JEFFERSON CITY
Missouri Attorney General Eric Schmitt is suing the Biden administration over an executive order to tighten regulations on greenhouse gas emissions.
Schmitt, considered a contender for Roy Blunt’s now-open U.S. Senate seat in 2022, is leading 12 other Republican states in the effort, including Kansas.
It is the first legal challenge Republican state officials have jointly brought against the Biden administration. Both Schmitt and Kansas Attorney General Derek Schmidt backed a legal challenge against Pennsylvania mail-in votes in the 2020 election.
“In practice, President Biden’s order directs federal agencies to use this enormous figure to justify an equally enormous expansion of federal regulatory power that will intrude into every aspect of Americans’ lives—from their cars, to their refrigerators and homes, to their grocery and electric bills,” the attorneys general wrote in the lawsuit.
The states argue the administration overstepped its authority in January when it issued an executive order directing federal agencies to calculate a “social cost” of carbon, methane and nitrous oxide emissions that would be used in future environmental regulations. The order, which also canceled the controversial Keystone XL pipeline project, was one of a series of sweeping actions the Biden administration said would both lessen the effects of climate change and deliver green jobs.
Biden has not supported the Green New Deal resolution pushed by the progressive wing of Democrats in Congress, but Republicans have aimed to paint his own climate plan as similarly far-reaching. The resolution calls for net-zero greenhouse gas emissions by 2030. In a statement announcing the lawsuit Schmidt accused Biden of attempting “to end-run Congress and implement parts of the so-called ‘Green New Deal’ by executive order.”
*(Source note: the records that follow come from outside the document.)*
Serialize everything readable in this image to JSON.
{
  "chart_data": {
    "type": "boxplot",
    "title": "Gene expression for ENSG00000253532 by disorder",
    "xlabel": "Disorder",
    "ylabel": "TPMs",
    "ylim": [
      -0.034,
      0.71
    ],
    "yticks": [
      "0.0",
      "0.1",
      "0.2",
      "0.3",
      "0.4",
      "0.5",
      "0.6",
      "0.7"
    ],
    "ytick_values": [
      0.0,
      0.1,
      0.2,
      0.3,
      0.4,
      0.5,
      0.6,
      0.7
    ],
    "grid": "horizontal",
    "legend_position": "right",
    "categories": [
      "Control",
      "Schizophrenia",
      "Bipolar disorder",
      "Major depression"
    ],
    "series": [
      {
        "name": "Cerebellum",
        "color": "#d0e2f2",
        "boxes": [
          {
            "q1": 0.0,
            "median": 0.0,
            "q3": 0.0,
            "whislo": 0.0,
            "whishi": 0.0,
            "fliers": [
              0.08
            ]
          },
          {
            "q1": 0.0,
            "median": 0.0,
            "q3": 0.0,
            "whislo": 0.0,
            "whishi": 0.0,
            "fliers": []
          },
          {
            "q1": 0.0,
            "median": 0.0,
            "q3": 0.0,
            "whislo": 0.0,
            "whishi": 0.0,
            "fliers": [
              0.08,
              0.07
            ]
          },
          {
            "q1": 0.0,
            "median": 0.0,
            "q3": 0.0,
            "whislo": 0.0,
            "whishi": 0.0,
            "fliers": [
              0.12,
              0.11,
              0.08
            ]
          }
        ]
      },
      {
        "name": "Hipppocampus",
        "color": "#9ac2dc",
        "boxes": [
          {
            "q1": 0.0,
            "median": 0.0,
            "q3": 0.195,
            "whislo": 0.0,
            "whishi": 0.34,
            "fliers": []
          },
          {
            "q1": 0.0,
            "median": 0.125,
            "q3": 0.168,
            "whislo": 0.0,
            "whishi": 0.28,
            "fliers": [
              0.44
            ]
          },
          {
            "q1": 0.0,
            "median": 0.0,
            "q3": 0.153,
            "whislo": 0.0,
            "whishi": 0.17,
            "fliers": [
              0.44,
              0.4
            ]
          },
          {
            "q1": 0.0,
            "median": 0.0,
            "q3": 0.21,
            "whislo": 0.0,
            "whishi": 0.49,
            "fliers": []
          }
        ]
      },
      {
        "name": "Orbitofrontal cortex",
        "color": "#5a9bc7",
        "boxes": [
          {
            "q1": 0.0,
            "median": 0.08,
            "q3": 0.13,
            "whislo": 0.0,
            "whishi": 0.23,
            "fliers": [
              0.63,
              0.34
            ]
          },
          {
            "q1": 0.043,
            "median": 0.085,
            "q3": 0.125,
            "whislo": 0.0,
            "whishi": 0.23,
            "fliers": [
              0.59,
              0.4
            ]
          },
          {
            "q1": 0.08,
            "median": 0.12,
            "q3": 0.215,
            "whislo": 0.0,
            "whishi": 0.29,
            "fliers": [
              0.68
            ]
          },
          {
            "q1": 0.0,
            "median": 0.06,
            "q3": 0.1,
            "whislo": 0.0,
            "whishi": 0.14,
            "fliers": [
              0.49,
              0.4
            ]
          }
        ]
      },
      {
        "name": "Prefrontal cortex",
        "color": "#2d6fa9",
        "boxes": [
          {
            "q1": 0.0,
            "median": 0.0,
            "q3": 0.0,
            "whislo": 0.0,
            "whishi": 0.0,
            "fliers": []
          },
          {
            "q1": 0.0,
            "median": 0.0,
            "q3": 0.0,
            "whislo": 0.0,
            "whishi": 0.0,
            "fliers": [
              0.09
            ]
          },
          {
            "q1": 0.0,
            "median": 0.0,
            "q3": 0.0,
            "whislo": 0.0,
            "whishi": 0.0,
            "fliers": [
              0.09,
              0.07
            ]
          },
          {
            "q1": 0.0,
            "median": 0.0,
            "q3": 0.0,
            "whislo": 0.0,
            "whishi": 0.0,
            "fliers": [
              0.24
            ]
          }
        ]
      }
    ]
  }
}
Schmitt, Schmidt and others say Biden’s order would only harm the local manufacturing, agriculture and energy sectors.
“Once again, an administration wants federal bureaucrats to do by burdensome regulation what it is unable to pass through Congress,” Schmidt said in a statement Monday. “No president has authority to impose this massive job-killing cost on our economy by executive order.”
The “social cost” is intended to represent the economic damages caused by increased emissions of the three gases, including flood damage and human health impacts, according to the executive order.
In Missouri, nearly 400,000 people work in the agriculture industry. More than 475,000 work in manufacturing, according to the Missouri Economic Research and Information Center.
“Government should not get in the way of our continued progress by adding regulations that dramatically increase production costs,” Missouri Farm Bureau president Garrett Hawkins said in Schmitt’s news release.
According to the Kansas Department of Labor manufacturing is the second highest driver of jobs in Kansas with 156,407 workers. Agriculture accounts for 12,950 workers and utilities accounts for 6,163 jobs.
Schmidt, who is openly considering running for governor next year, is also pushing against executive regulations at the state level. Last month, he proposed a constitutional amendment that would allow the legislature to cancel or suspend regulations issued by state agencies.